Note: vertical-scaling-roles will be deleted even any exception happens during scaling vertical.
Upgrade
- Stop cluster node.
- Start cluster nodes with image of new app_version.
- Start confd agent on all nodes, which watches metadata service, updates the corresponding configuration files that are defined in the template files (toml & tmpl) under /etc/confd if any cluster information is changed. If reload_cmd is defined in toml file and related meta data is changed, the command will be executed.
- Execute start and upgrade command on the nodes according to the order defined by post_start_service in upgrade service, The same service command on the nodes with different roles should execute in ascending order based on the value of ‘order’ property.

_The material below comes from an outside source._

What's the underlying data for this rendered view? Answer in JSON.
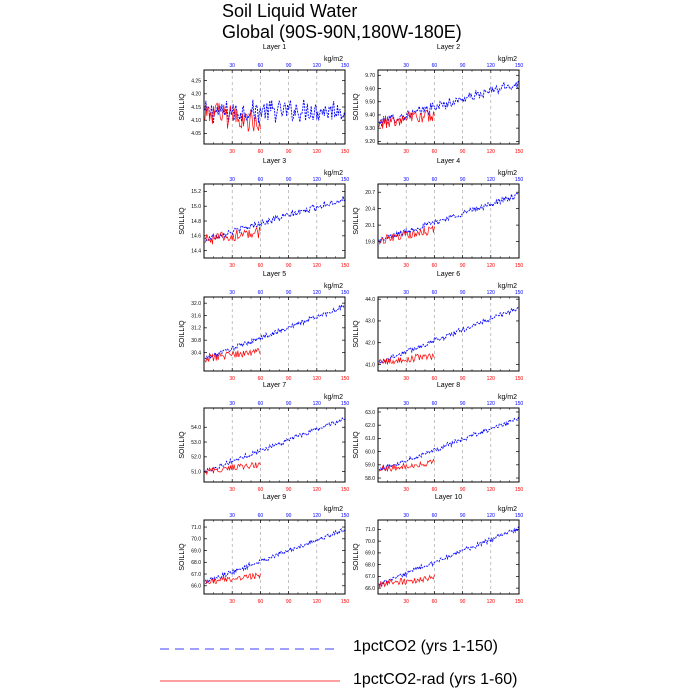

- If the exit code of any command in step 4 is non zero(failed), the upgrading task would be terminated and marked as failed, otherwise the upgrading task finished with success. In case of upgrading failure, please stop the cluster and start downgrading from step 6.

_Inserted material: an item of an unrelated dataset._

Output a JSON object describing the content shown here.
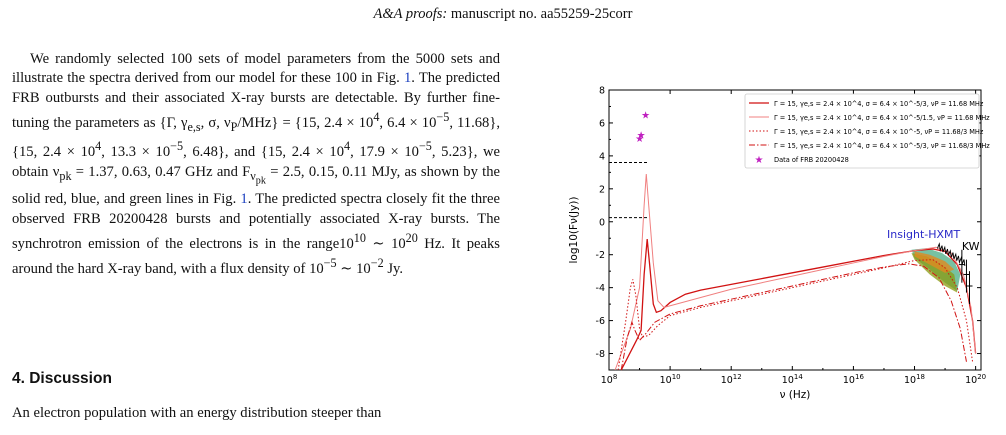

- Start cluster nodes with image of old app_version.
- Start confd agent on all nodes, which watches metadata service, updates the corresponding configuration files that are defined in the template files (toml & tmpl) under /etc/confd if any cluster information is changed. If reload_cmd is defined in toml file and related meta data is changed, the command will be executed.
- Execute start command in ascending order on nodes of different roles.
Note: The workflow from step 1 to step 4 would be executed sequentially or parallelly according to the defined upgrading_policy.